Despite its attention to such homey details as the Young family’s pet turtle, “The Politician” doesn’t really take off until Ms. Hunter barges in. Suddenly, Mr. Young says, his wife and children had a diva in their midst. “I had never known a woman who needed more attention, but on the day I received four calls in the space of an hour, I knew something unusual was going on,” Mr. Young writes. Yet when he describes her disparagingly as someone who was excited by power, money and danger, he might as well be talking about himself.

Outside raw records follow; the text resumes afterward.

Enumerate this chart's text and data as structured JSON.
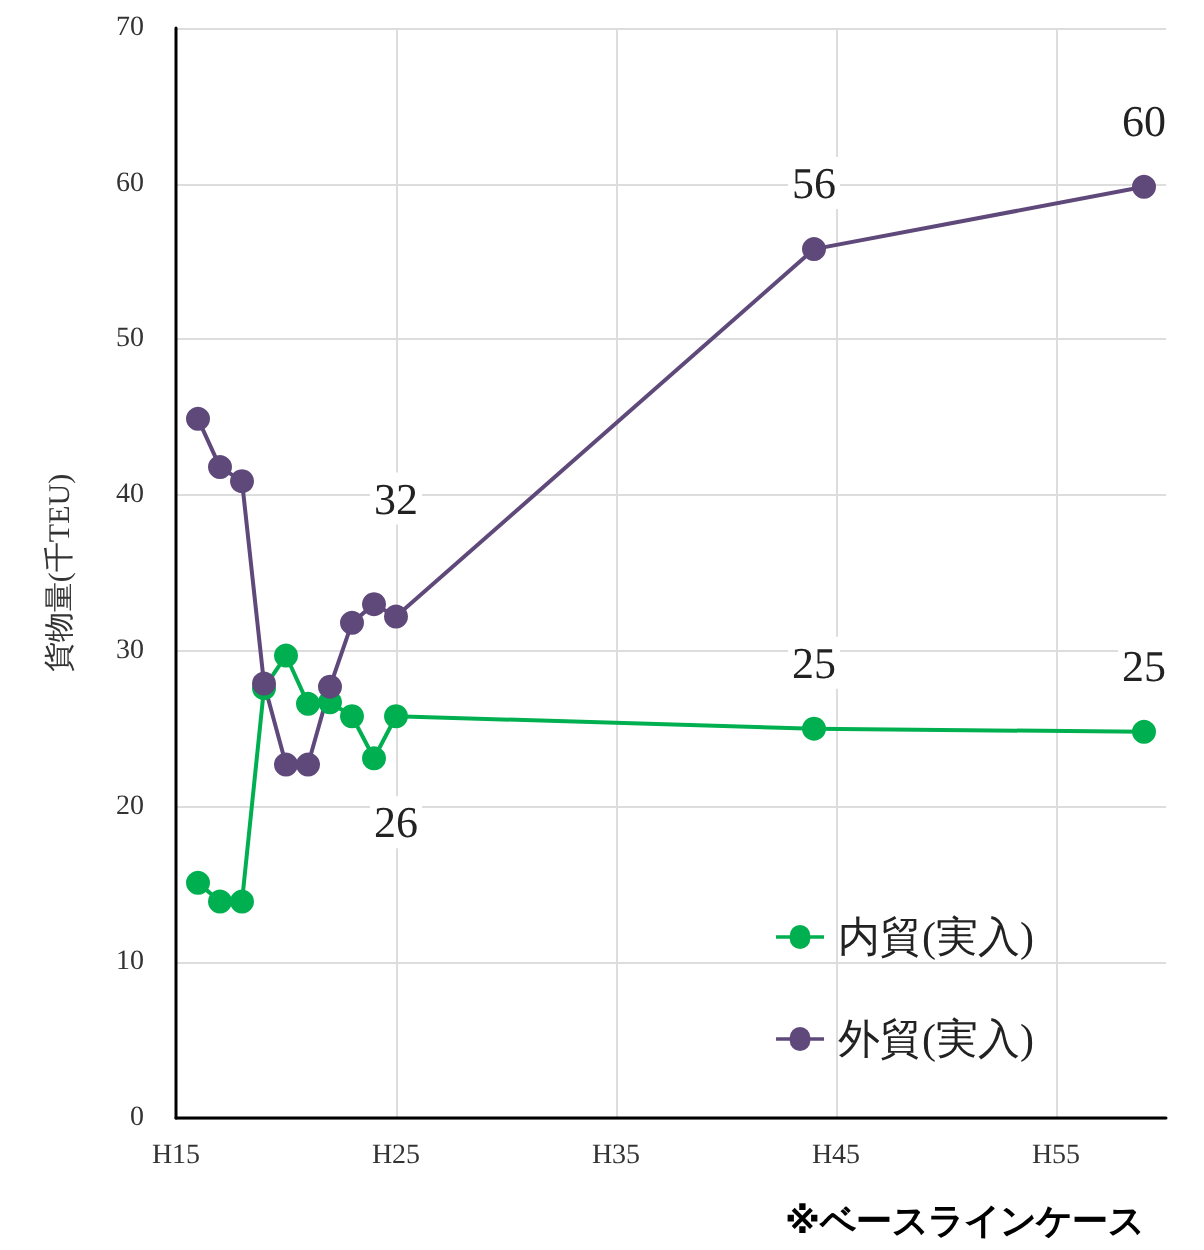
{
  "chart_data": {
    "type": "line",
    "ylabel": "貨物量(千TEU)",
    "categories": [
      "H15",
      null,
      null,
      null,
      null,
      null,
      null,
      null,
      null,
      null,
      "H25",
      null,
      null,
      null,
      null,
      null,
      null,
      null,
      null,
      null,
      "H35",
      null,
      null,
      null,
      null,
      null,
      null,
      null,
      null,
      null,
      "H45",
      null,
      null,
      null,
      null,
      null,
      null,
      null,
      null,
      null,
      "H55",
      null,
      null,
      null,
      null,
      null
    ],
    "series": [
      {
        "name": "内貿(実入)",
        "color": "#00b050",
        "values": [
          null,
          15.1,
          13.9,
          13.9,
          27.6,
          29.7,
          26.6,
          26.7,
          25.8,
          23.1,
          25.8,
          null,
          null,
          null,
          null,
          null,
          null,
          null,
          null,
          null,
          null,
          null,
          null,
          null,
          null,
          null,
          null,
          null,
          null,
          25.0,
          null,
          null,
          null,
          null,
          null,
          null,
          null,
          null,
          null,
          null,
          null,
          null,
          null,
          null,
          24.8,
          null
        ],
        "value_labels": [
          null,
          null,
          null,
          null,
          null,
          null,
          null,
          null,
          null,
          null,
          "26",
          null,
          null,
          null,
          null,
          null,
          null,
          null,
          null,
          null,
          null,
          null,
          null,
          null,
          null,
          null,
          null,
          null,
          null,
          "25",
          null,
          null,
          null,
          null,
          null,
          null,
          null,
          null,
          null,
          null,
          null,
          null,
          null,
          null,
          "25",
          null
        ]
      },
      {
        "name": "外貿(実入)",
        "color": "#5f497a",
        "values": [
          null,
          44.9,
          41.8,
          40.9,
          27.9,
          22.7,
          22.7,
          27.7,
          31.8,
          33.0,
          32.2,
          null,
          null,
          null,
          null,
          null,
          null,
          null,
          null,
          null,
          null,
          null,
          null,
          null,
          null,
          null,
          null,
          null,
          null,
          55.8,
          null,
          null,
          null,
          null,
          null,
          null,
          null,
          null,
          null,
          null,
          null,
          null,
          null,
          null,
          59.8,
          null
        ],
        "value_labels": [
          null,
          null,
          null,
          null,
          null,
          null,
          null,
          null,
          null,
          null,
          "32",
          null,
          null,
          null,
          null,
          null,
          null,
          null,
          null,
          null,
          null,
          null,
          null,
          null,
          null,
          null,
          null,
          null,
          null,
          "56",
          null,
          null,
          null,
          null,
          null,
          null,
          null,
          null,
          null,
          null,
          null,
          null,
          null,
          null,
          "60",
          null
        ]
      }
    ],
    "ylim": [
      0,
      70
    ],
    "yticks": [
      0,
      10,
      20,
      30,
      40,
      50,
      60,
      70
    ],
    "grid": true,
    "legend": "bottom right",
    "marker": "circle",
    "line_style": "solid",
    "annotations": [
      "※ベースラインケース"
    ]
  }
}
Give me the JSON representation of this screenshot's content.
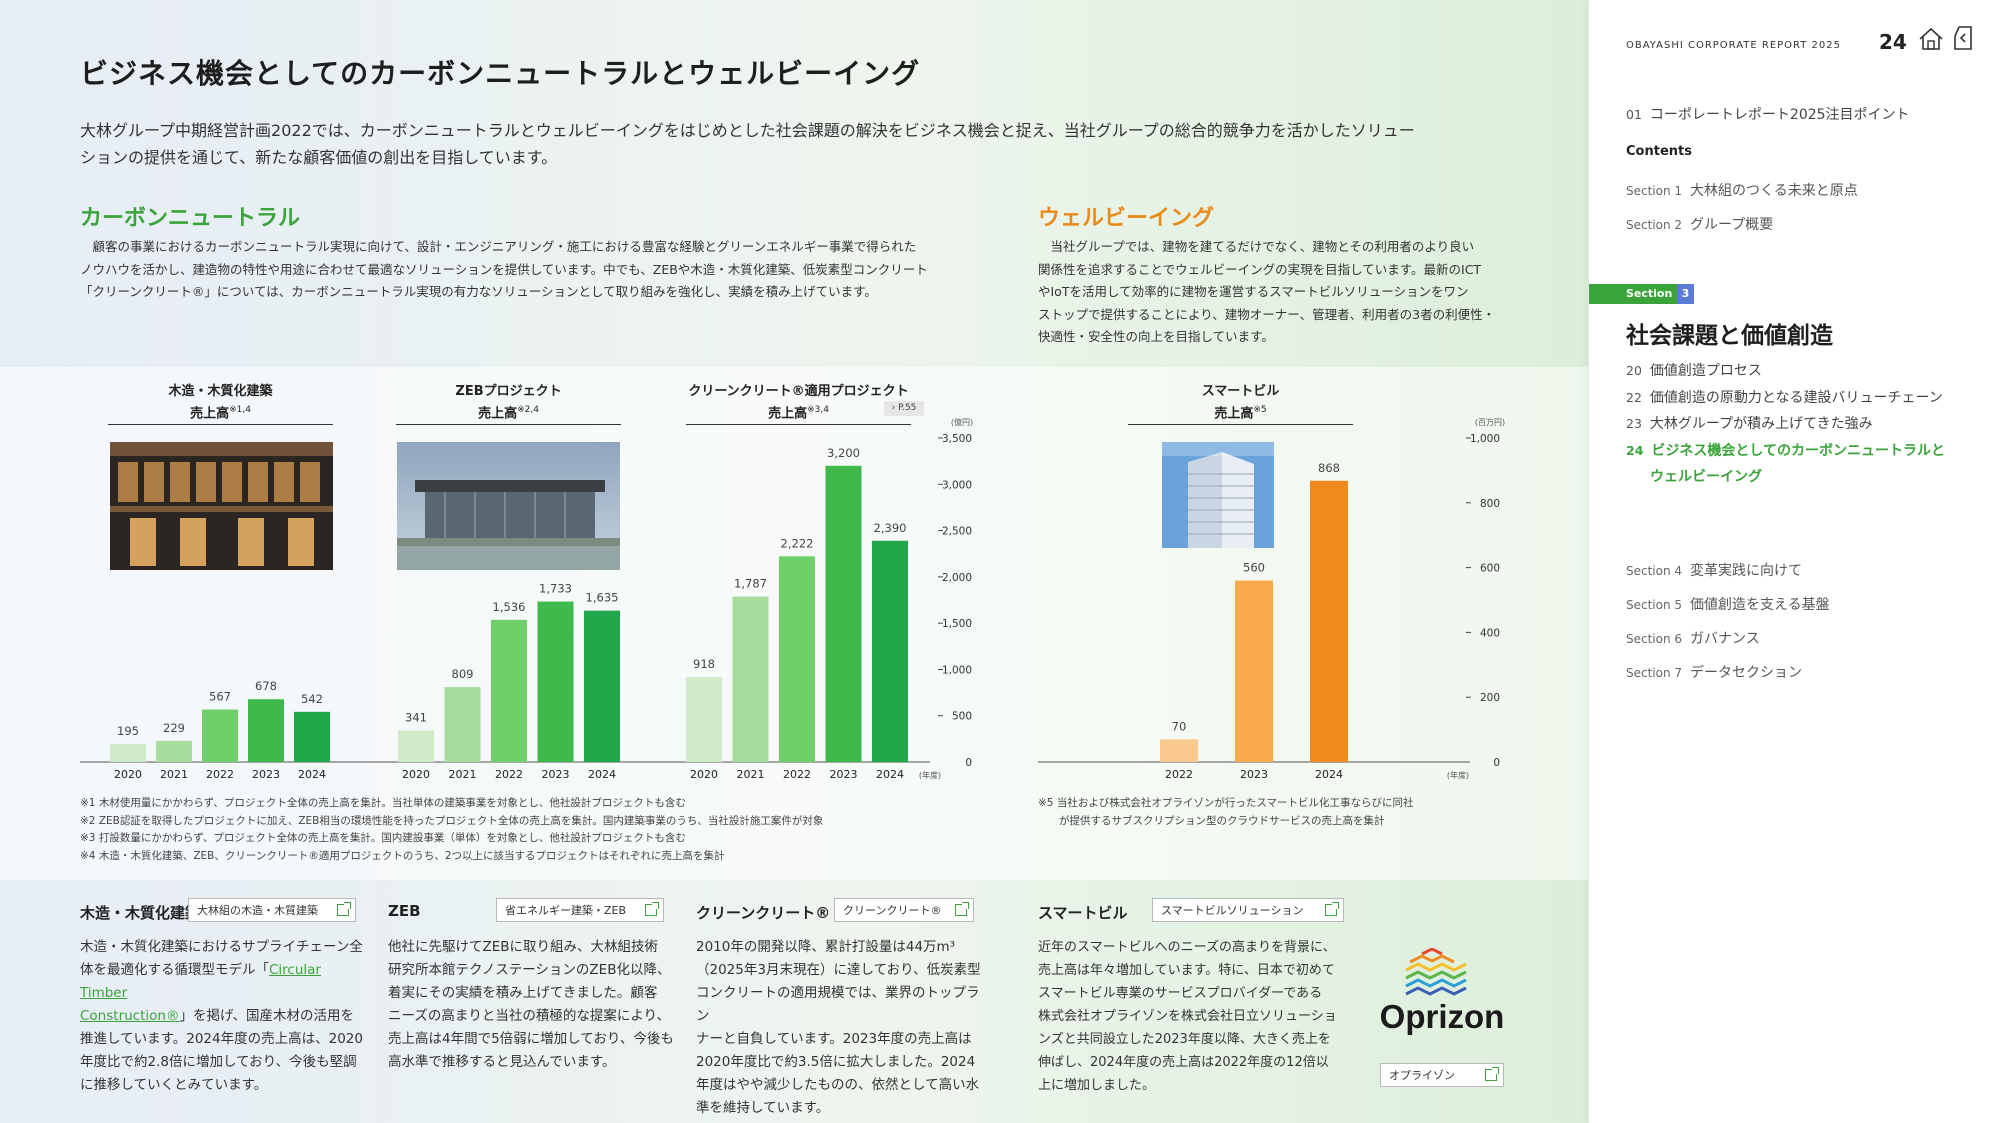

The factoids in “The Politician” are apt to be widely disseminated. But this, like “Game Change,” is a book worth reading for its larger drama. With a title that ultimately works like a shiv in the ribs, Mr. Young’s book examines what a politician really is: the value of his words (Mr. Edwards’s high-and-mighty denunciation of Bill Clinton on moral grounds has become priceless), the extent of his feelings of entitlement, the outrageousness of his ego (“Let’s talk about you!” Mr. Young would say, without Mr. Edwards’s realizing he was joking) and the gap between his public convictions and private behavior.
And Mr. Young, for all his discreet vengefulness, is sympathetic to any politician’s plight. The funny thing is that he may actually have done Mr. Edwards a favor. By any traditional standard this book would demolish Mr. Edwards’s career. Today disgrace doesn’t necessarily work that way. Regardless of whether Mr. Edwards can rise again, he now has nowhere left to fall.